## Metric tensor under Lorentz transformation

Required math: algebra

Required physics: special relativity

Reference: Moore, Thomas A., A General Relativity Workbook, University Science Books (2013) – Chapter 4; 3,4.

The invariant interval in special relativity can be written as

$\displaystyle ds^{2}=\eta_{ij}dx^{i}dx^{j}$

where ${\eta_{ij}}$ is the metric tensor in flat space, with components ${\eta_{00}=-1}$, ${\eta_{ii}=+1}$ for ${i=1,2,3}$ and zero otherwise. Thus this relation is the same as

$\displaystyle ds^{2}=-dt^{2}+dx^{2}+dy^{2}+dz^{2}$

Under a Lorentz transformation, we get

 $\displaystyle ds^{2}$ $\displaystyle =$ $\displaystyle \eta_{ij}dx^{\prime i}dx^{\prime j}$ $\displaystyle$ $\displaystyle =$ $\displaystyle \eta_{ij}\Lambda_{\;\; a}^{i}\Lambda_{\;\; b}^{j}dx^{a}dx^{b}$

Since the interval is invariant, we get

 $\displaystyle \eta_{ij}\Lambda_{\;\; a}^{i}\Lambda_{\;\; b}^{j}dx^{a}dx^{b}$ $\displaystyle =$ $\displaystyle \eta_{ab}dx^{a}dx^{b}$ $\displaystyle \left(\eta_{ij}\Lambda_{\;\; a}^{i}\Lambda_{\;\; b}^{j}-\eta_{ab}\right)dx^{a}dx^{b}$ $\displaystyle =$ $\displaystyle 0$

Since the last equation must be true for an infintesimal interval, the quantity in parentheses must be zero, so

$\displaystyle \eta_{ab}=\eta_{ij}\Lambda_{\;\; a}^{i}\Lambda_{\;\; b}^{j}$

That is, if we apply a Lorentz transformation (the same transformation!) to each index in the metric tensor, we get the same tensor back again.

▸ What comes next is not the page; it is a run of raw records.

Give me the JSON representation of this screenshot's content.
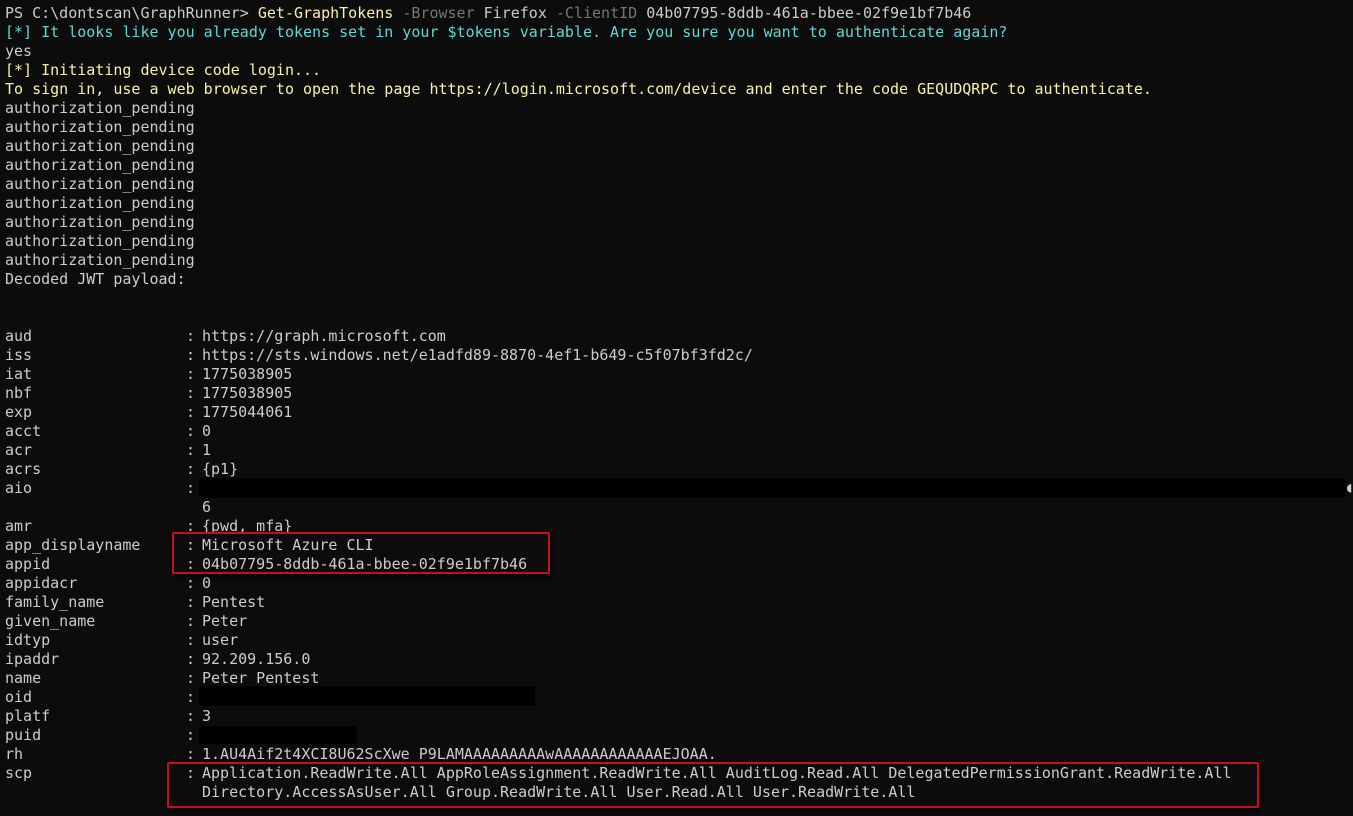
{
  "prompt": {
    "ps": "PS C:\\dontscan\\GraphRunner> ",
    "cmd": "Get-GraphTokens",
    "p1": " -Browser",
    "v1": " Firefox",
    "p2": " -ClientID",
    "v2": " 04b07795-8ddb-461a-bbee-02f9e1bf7b46"
  },
  "messages": {
    "already": "[*] It looks like you already tokens set in your $tokens variable. Are you sure you want to authenticate again?",
    "yes": "yes",
    "initiating": "[*] Initiating device code login...",
    "signin": "To sign in, use a web browser to open the page https://login.microsoft.com/device and enter the code GEQUDQRPC to authenticate.",
    "pending": [
      "authorization_pending",
      "authorization_pending",
      "authorization_pending",
      "authorization_pending",
      "authorization_pending",
      "authorization_pending",
      "authorization_pending",
      "authorization_pending",
      "authorization_pending"
    ],
    "decoded": "Decoded JWT payload:"
  },
  "separator": ": ",
  "jwt": {
    "aud": {
      "key": "aud",
      "value": "https://graph.microsoft.com"
    },
    "iss": {
      "key": "iss",
      "value": "https://sts.windows.net/e1adfd89-8870-4ef1-b649-c5f07bf3fd2c/"
    },
    "iat": {
      "key": "iat",
      "value": "1775038905"
    },
    "nbf": {
      "key": "nbf",
      "value": "1775038905"
    },
    "exp": {
      "key": "exp",
      "value": "1775044061"
    },
    "acct": {
      "key": "acct",
      "value": "0"
    },
    "acr": {
      "key": "acr",
      "value": "1"
    },
    "acrs": {
      "key": "acrs",
      "value": "{p1}"
    },
    "aio": {
      "key": "aio",
      "value": "",
      "wrap": "6"
    },
    "amr": {
      "key": "amr",
      "value": "{pwd, mfa}"
    },
    "app_displayname": {
      "key": "app_displayname",
      "value": "Microsoft Azure CLI"
    },
    "appid": {
      "key": "appid",
      "value": "04b07795-8ddb-461a-bbee-02f9e1bf7b46"
    },
    "appidacr": {
      "key": "appidacr",
      "value": "0"
    },
    "family_name": {
      "key": "family_name",
      "value": "Pentest"
    },
    "given_name": {
      "key": "given_name",
      "value": "Peter"
    },
    "idtyp": {
      "key": "idtyp",
      "value": "user"
    },
    "ipaddr": {
      "key": "ipaddr",
      "value": "92.209.156.0"
    },
    "name": {
      "key": "name",
      "value": "Peter Pentest"
    },
    "oid": {
      "key": "oid",
      "value": ""
    },
    "platf": {
      "key": "platf",
      "value": "3"
    },
    "puid": {
      "key": "puid",
      "value": ""
    },
    "rh": {
      "key": "rh",
      "value": "1.AU4Aif2t4XCI8U62ScXwe_P9LAMAAAAAAAAAwAAAAAAAAAAAAEJOAA."
    },
    "scp": {
      "key": "scp",
      "value": "Application.ReadWrite.All AppRoleAssignment.ReadWrite.All AuditLog.Read.All DelegatedPermissionGrant.ReadWrite.All",
      "wrap": "Directory.AccessAsUser.All Group.ReadWrite.All User.Read.All User.ReadWrite.All"
    }
  },
  "colors": {
    "background": "#0c0c0c",
    "text": "#cccccc",
    "command": "#f9f1a5",
    "info": "#61d6d6",
    "param": "#767676",
    "highlight": "#c50f1f"
  }
}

We can multiply this equation by an inverse transformation to get

$\displaystyle \left(\Lambda^{-1}\right)_{\;\; k}^{a}\eta_{ab}=\eta_{ij}\Lambda_{\;\; a}^{i}\Lambda_{\;\; b}^{j}\left(\Lambda^{-1}\right)_{\;\; k}^{a}$

Multiplying a transformation by its inverse gives the identity matrix:

$\displaystyle \Lambda_{\;\; a}^{i}\left(\Lambda^{-1}\right)_{\;\; k}^{a}=\delta_{\;\; k}^{i}$

So we get

 $\displaystyle \left(\Lambda^{-1}\right)_{\;\; k}^{a}\eta_{ab}$ $\displaystyle =$ $\displaystyle \eta_{ij}\delta_{\;\; k}^{i}\Lambda_{\;\; b}^{j}$ $\displaystyle$ $\displaystyle =$ $\displaystyle \eta_{kj}\Lambda_{\;\; b}^{j}$

Repeating the process, we get

 $\displaystyle \left(\Lambda^{-1}\right)_{\;\; l}^{b}\left(\Lambda^{-1}\right)_{\;\; k}^{a}\eta_{ab}$ $\displaystyle =$ $\displaystyle \eta_{kj}\Lambda_{\;\; b}^{j}\left(\Lambda^{-1}\right)_{\;\; l}^{b}$ $\displaystyle$ $\displaystyle =$ $\displaystyle \eta_{kj}\delta_{\;\; l}^{j}$ $\displaystyle$ $\displaystyle =$ $\displaystyle \eta_{kl}$

Thus, not surprisingly, if we multiply the metric tensor by two inverse Lorentz transformations, we get the same tensor back.